REPUBLIKA.CO.ID, JAKARTA -- Suhu ekstrem di seluruh Asia bulan April menjadi lebih buruk, dan kemungkinan besar terjadi akibat dari perubahan iklim yang disebabkan oleh aktivitas manusia. Demikian menurut laporan para ahli iklim dari kelompok World Weather Attribution.
Miliaran orang di seluruh benua Asia terkena dampak dari suhu yang memecahkan rekor selama bulan April, dengan sekolah-sekolah terpaksa ditutup, tanaman-tanaman rusak dan ratusan orang meninggal akibat penyakit-penyakit yang berhubungan dengan suhu panas.
Myanmar, Laos dan Vietnam mengalami hari-hari terpanas di bulan April, sementara suhu di India mencapai 46 derajat Celcius.
"Dari Gaza, Delhi, hingga Manila, orang-orang menderita dan meninggal ketika suhu di Asia melonjak pada April. Gelombang panas selalu terjadi. Namun, tambahan panas yang disebabkan oleh emisi dari minyak, gas, dan batu bara mengakibatkan kematian bagi banyak orang,” kata salah satu penulis studi, Friederike Otto, dilansir Reuters, Rabu (15/5/2024).
Di Filipina, salah satu negara yang paling parah terkena dampaknya, pihak berwenang mengeluarkan peringatan kesehatan, menutup sekolah-sekolah dan menjatah pasokan listrik karena suhu yang melonjak mengancam jaringan listrik di negara itu.
Menurut laporan itu, gelombang panas selama 15 hari yang dimulai pada pertengahan bulan ini hampir tidak mungkin terjadi bahkan di bawah kondisi el Nino, tanpa dampak pemanasan global yang disebabkan aktivitas manusia.

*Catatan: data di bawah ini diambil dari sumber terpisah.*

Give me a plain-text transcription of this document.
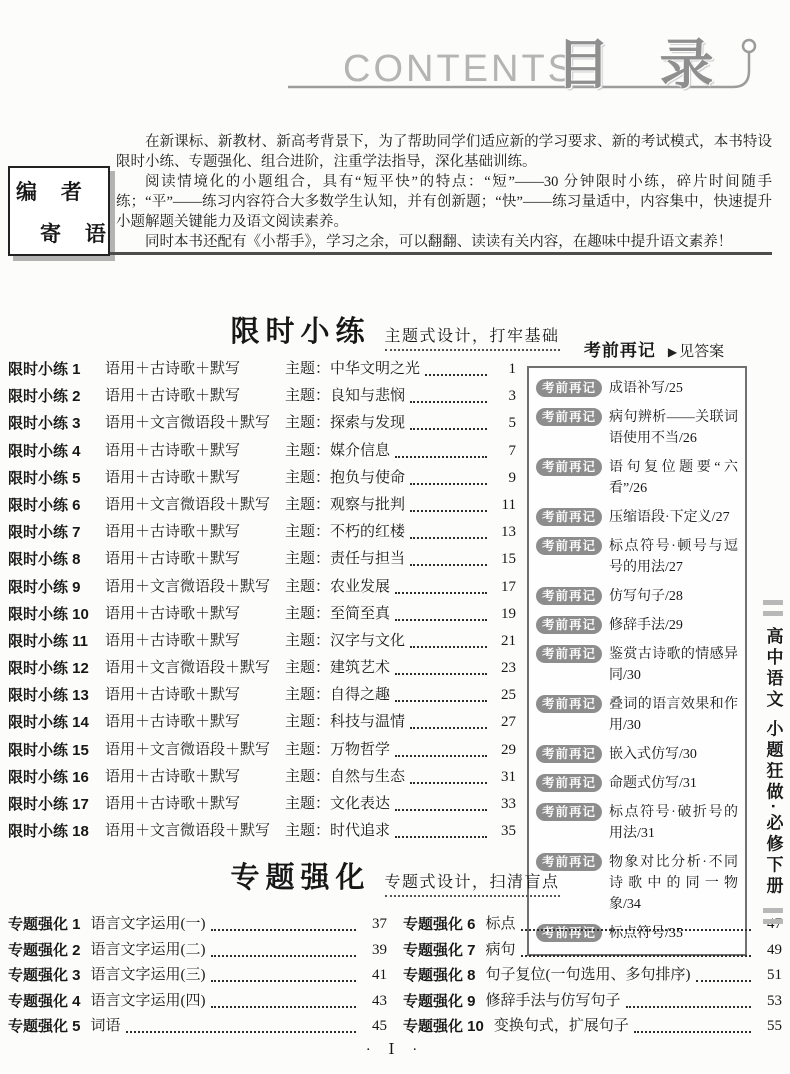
CONTENTS
目 录
编 者
寄 语

在新课标、新教材、新高考背景下，为了帮助同学们适应新的学习要求、新的考试模式，本书特设限时小练、专题强化、组合进阶，注重学法指导，深化基础训练。

阅读情境化的小题组合，具有“短平快”的特点：“短”——30 分钟限时小练，碎片时间随手练；“平”——练习内容符合大多数学生认知，并有创新题；“快”——练习量适中，内容集中，快速提升小题解题关键能力及语文阅读素养。

同时本书还配有《小帮手》，学习之余，可以翻翻、读读有关内容，在趣味中提升语文素养！

限时小练 主题式设计，打牢基础
限时小练 1	语用＋古诗歌＋默写	主题：中华文明之光	1
限时小练 2	语用＋古诗歌＋默写	主题：良知与悲悯	3
限时小练 3	语用＋文言微语段＋默写 主题：探索与发现	5
限时小练 4	语用＋古诗歌＋默写	主题：媒介信息	7
限时小练 5	语用＋古诗歌＋默写	主题：抱负与使命	9
限时小练 6	语用＋文言微语段＋默写 主题：观察与批判	11
限时小练 7	语用＋古诗歌＋默写	主题：不朽的红楼	13
限时小练 8	语用＋古诗歌＋默写	主题：责任与担当	15
限时小练 9	语用＋文言微语段＋默写 主题：农业发展	17
限时小练 10	语用＋古诗歌＋默写	主题：至简至真	19
限时小练 11	语用＋古诗歌＋默写	主题：汉字与文化	21
限时小练 12	语用＋文言微语段＋默写 主题：建筑艺术	23
限时小练 13	语用＋古诗歌＋默写	主题：自得之趣	25
限时小练 14	语用＋古诗歌＋默写	主题：科技与温情	27
限时小练 15	语用＋文言微语段＋默写 主题：万物哲学	29
限时小练 16	语用＋古诗歌＋默写	主题：自然与生态	31
限时小练 17	语用＋古诗歌＋默写	主题：文化表达	33
限时小练 18	语用＋文言微语段＋默写 主题：时代追求	35
考前再记 ▶ 见答案
考前再记 成语补写/25
考前再记 病句辨析——关联词语使用不当/26
考前再记 语句复位题要“六看”/26
考前再记 压缩语段·下定义/27
考前再记 标点符号·顿号与逗号的用法/27
考前再记 仿写句子/28
考前再记 修辞手法/29
考前再记 鉴赏古诗歌的情感异同/30
考前再记 叠词的语言效果和作用/30
考前再记 嵌入式仿写/30
考前再记 命题式仿写/31
考前再记 标点符号·破折号的用法/31
考前再记 物象对比分析·不同诗歌中的同一物象/34
考前再记 标点符号/35
专题强化 专题式设计，扫清盲点
专题强化 1 语言文字运用(一)	37
专题强化 2 语言文字运用(二)	39
专题强化 3 语言文字运用(三)	41
专题强化 4 语言文字运用(四)	43
专题强化 5 词语	45
专题强化 6 标点	47
专题强化 7 病句	49
专题强化 8 句子复位(一句选用、多句排序)	51
专题强化 9 修辞手法与仿写句子	53
专题强化 10 变换句式，扩展句子	55
高中语文 小题狂做·必修下册
· Ⅰ ·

Beberapa wilayah di Timur Tengah mengalami suhu yang memecahkan rekor pada tanggal 24-26 April, dengan Tel Aviv mencapai suhu 40,7 derajat Celcius. Suhu ekstrem di Asia barat menjadi lima kali lebih mungkin terjadi akibat perubahan iklim, menurut perkiraan laporan tersebut.
"Suhu panas yang kita lihat benar-benar memperparah krisis yang sudah mengerikan saat ini di Gaza," ujar Carolina Pereira Marghidan dari Red Cross Red Crescent Climate Centre dalam sebuah konferensi pers pada Selasa.
Suhu di sekitar Kolkata, India, pada akhir April mencapai 46 derajat Celcius, 10 derajat Celcius lebih tinggi dari rata-rata musiman. Dan menurut laporan itu, perubahan iklim membuat suhu ekstrem di seluruh Asia Selatan sekitar 45 kali lebih mungkin terjadi.
Atas kondisi tersebut, Marghidan mendesak pemerintah di negara-negara Asia untuk mengambil tindakan untuk beradaptasi dengan lonjakan suhu dan meminimalkan risiko kesehatan, terutama pada kelompok masyarakat yang rentan.
"Mengingat laju peningkatan suhu panas yang ekstrem, kami melihat adanya kebutuhan besar untuk meningkatkan rencana aksi panas dan rencana yang sudah ada saat ini untuk diperbaiki di seluruh Asia," tegas Marghidan.